My brother and I were first time flyers when we boarded the Pan Am jet at John F. Kennedy airport in New York. We were fascinated by the little bathrooms, small soaps and the fold down lap tables attached to the seats. Looking out the small porthole windows we watched the Statue of Liberty fade into the skyline as we soared north toward Nova Scotia. The flight was long, six hours aloft, with only a meal and snack to break the tedium. The attendants were kind, offering gum to chew as we climbed to our cruising altitude. My mother had wisely packed books and magazines for us to read during the flight. These were the days before in-flight movies and there was only radio available with expensive ear phones for rent.
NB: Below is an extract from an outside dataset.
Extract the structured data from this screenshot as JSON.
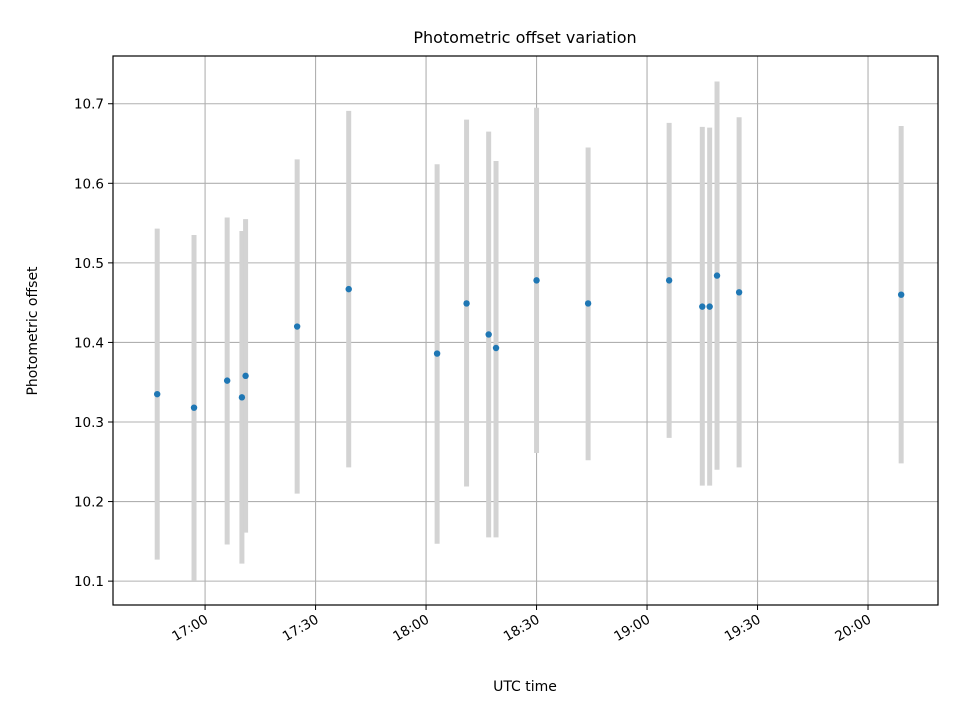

I remember wearing a new dress made of lace, a garter belt and stockings with patent leather flats. Those were the days of elegant travel for all passengers and of course, we were en route to Paris, we had to be fashionable. The flight boredom set in and I tried to nap under the miniature blanket provided. Just as today, the meal arrived as I dozed off. Excitement warred with exhaustion as I realized it was a flight to the unknown. Here I sat on an airplane bound for Paris with every possibility before me and yet, I had no idea. My father waited for us at the airport to drive us to our new home but he was the only link to the United States. My mother and brothers were eager to begin a new life, but I had no idea what to expect at the end of that flight. I left a small suburban community in New Jersey, all my friends from childhood and our extended family. I left the sordid and the good. It would be many years after that first flight before I realized the past is carried with you until you let go of the baggage.
Our arrival at Orly airport was a noisy confusion of baggage claims, hugs and tears. Exhaustion began to set in as we gathered belongings, suitcases, purses, briefcases and the myriad souvenirs of the flight. Everyone spoke at once when we greeted my father at the arrivals gate. Clearing customs was a blur of passport stamps, rapid French and a long line to the baggage area. I remember a long walk with a heavy suitcase to the rental car, a crowded seat and a long ride in the twilight to our new home. No house for us, we were now apartment dwellers at Boulevard Victor Hugo.